HERMISTON — The skies are dark on a cold November morning, just like every morning Hermiston senior Joey Delgado wakes up, hauls himself out of bed and pulls on a pair of Bulldogs sweatpants. The same darkness greets him upon returning home each night. More than 12 hours pass from when he leaves for wrestling practice before dawn to when he comes home after a second helping of training after school. Some days it’s more like 14 or 15 hours.
The shortened days that come with the winter season — or wrestling season as it’s called around the Hermiston High hallways — have little to do with Delgado’s drive to miss the sun entirely. If the daylight shined longer, he’d probably wrestle longer. And he’s perfectly content with the way things are.
Wrestling will bring Delgado to higher education at Oregon State on a wrestling scholarship next year. It’s taken him to prestigious national wrestling meets, to Siberian Russia to compete against some of the world’s best and also into the realm of Hermiston sports lore. The 18-year-old is chasing a feat no other Bulldog wrestler has ever caught: The elusive four-peat.
Hermiston coach Curt Berger has watched Delgado mature from a scrapper in the youth wrestling program a decade ago to the finely tuned grappling machine he is today. Berger calls Delgado one of the best he’s ever seen and one of the best to come out of Hermiston — maybe ever.
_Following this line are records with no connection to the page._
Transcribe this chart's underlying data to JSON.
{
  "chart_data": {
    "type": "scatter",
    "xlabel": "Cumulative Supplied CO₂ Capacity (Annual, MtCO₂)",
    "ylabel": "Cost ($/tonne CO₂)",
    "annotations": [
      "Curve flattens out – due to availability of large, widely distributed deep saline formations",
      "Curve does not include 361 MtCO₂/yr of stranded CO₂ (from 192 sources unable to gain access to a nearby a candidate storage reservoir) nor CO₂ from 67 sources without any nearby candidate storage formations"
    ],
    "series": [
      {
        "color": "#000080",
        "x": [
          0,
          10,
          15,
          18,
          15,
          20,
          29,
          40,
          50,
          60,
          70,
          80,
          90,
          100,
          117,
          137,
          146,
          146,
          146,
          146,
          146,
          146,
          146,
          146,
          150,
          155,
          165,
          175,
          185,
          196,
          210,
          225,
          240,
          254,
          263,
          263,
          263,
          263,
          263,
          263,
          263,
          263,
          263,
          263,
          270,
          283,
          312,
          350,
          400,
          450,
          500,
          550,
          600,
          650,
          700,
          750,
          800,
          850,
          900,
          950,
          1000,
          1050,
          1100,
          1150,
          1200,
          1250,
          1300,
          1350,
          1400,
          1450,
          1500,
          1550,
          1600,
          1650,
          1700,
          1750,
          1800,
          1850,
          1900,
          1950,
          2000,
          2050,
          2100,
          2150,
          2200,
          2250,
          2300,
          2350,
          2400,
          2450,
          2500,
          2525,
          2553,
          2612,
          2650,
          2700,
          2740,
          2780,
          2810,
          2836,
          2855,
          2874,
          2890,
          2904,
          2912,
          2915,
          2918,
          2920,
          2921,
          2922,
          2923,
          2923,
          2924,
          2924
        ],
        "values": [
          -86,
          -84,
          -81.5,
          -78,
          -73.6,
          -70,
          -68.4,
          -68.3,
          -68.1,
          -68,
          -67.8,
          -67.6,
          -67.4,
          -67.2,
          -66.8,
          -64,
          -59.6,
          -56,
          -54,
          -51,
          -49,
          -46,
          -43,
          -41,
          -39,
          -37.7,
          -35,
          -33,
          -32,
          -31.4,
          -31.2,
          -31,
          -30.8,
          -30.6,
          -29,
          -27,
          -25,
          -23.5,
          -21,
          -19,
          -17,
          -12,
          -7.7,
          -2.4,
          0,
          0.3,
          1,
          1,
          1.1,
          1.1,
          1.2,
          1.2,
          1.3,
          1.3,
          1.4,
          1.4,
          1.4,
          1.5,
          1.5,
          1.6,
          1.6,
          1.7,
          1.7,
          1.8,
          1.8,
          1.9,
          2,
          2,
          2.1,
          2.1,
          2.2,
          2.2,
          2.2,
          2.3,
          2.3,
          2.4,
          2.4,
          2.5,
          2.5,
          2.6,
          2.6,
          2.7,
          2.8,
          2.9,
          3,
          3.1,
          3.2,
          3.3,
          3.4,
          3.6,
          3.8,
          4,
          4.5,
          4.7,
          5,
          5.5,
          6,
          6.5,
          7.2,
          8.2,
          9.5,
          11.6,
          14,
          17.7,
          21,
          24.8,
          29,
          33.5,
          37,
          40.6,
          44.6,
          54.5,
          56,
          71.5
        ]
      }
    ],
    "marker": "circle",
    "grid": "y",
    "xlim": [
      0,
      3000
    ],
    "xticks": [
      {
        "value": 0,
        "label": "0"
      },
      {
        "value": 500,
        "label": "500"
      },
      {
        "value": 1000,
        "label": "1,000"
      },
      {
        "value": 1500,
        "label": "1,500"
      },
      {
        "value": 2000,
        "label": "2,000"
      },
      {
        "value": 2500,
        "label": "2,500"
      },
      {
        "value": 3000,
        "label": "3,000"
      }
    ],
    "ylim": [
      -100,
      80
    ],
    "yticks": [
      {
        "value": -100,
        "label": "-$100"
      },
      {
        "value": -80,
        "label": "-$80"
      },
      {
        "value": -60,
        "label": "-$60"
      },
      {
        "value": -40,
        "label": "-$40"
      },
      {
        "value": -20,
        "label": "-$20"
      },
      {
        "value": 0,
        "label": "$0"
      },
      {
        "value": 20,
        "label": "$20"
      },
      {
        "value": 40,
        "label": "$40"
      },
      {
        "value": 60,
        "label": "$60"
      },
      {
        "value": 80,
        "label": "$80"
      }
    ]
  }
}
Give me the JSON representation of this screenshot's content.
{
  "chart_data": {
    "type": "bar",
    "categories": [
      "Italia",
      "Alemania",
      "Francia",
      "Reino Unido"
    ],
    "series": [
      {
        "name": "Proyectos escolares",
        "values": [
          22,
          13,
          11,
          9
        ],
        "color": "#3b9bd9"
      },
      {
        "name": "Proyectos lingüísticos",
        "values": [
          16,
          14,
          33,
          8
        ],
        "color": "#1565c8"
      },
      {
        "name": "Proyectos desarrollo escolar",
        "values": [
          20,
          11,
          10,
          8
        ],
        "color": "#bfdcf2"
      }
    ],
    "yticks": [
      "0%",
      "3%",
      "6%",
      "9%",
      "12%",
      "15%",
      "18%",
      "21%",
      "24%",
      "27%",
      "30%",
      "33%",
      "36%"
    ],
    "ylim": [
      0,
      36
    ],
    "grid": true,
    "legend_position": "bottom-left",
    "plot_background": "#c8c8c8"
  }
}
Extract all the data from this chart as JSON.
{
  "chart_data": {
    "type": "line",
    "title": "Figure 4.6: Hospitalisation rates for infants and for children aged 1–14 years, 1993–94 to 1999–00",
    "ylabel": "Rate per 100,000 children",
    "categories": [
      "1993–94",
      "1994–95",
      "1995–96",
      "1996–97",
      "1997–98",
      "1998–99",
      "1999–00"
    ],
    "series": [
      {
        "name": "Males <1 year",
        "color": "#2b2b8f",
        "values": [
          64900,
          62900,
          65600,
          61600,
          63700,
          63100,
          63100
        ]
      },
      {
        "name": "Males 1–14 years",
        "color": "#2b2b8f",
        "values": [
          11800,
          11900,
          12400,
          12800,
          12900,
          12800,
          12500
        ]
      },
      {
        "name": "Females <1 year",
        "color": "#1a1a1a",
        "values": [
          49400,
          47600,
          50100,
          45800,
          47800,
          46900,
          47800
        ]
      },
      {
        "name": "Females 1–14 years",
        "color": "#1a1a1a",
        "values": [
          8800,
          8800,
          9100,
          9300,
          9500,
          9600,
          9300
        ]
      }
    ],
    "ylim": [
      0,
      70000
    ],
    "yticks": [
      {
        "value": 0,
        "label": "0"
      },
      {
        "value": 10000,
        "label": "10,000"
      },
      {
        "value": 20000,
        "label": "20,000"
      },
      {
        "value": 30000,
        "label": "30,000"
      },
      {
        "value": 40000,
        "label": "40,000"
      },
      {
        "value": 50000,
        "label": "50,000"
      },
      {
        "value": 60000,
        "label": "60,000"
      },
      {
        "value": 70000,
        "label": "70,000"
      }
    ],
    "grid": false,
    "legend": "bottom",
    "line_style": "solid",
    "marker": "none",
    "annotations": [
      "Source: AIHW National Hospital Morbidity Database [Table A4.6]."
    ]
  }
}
“He gets better every year, and I mean way better,” Berger said. “He’s doing stuff we’ve never even seen before. He studies wrestling, the great wrestlers in the nation. He picks up all their tricky stuff.”
Those ever-changing, ever-growing skills have helped Delgado capture titles in each of his first three years at the school. He’s posted a remarkable 152-2 record in a Bulldogs singlet, including a perfect 54-0 season last year.
That level of success is only possible through determination, Berger said, the kind of drive that gets Delgado up every morning at 5:30 a.m. to train. That intensity comes from his family, his teammates at Hermiston, but most importantly something special inside him, the coach said.
Delgado is quick to point out his coaches’ role in it all, a factor Berger neglected to mention.
“All my coaches are workaholics,” Delgado said. “Like (assistant coach) Rob Berger. He’s not the youngest guy around but he says he can beat any of us up because he works harder than any of us.
“That’s the foundation of Hermiston wrestling. You work hard and you build up. You make sure no one works harder than you. I always say ‘Working and no worries.’ You want to work to where you have no worries when you step on the mat.”
As Delgado prepares for a run at his fourth title — likely in the 148-pound weight class, up from 135 last year — the Bulldogs will be training to extend their streak of team dominance to six straight state championships. All the previous hardware brightens up a trophy case but won’t affect a single match this season, Delgado said.
“Our big thing is train like it’s your first (championship),” he said. “You’ve got to be hungry like it’s your first one.”
Even if that training sometimes gets in the way of seeing the sun.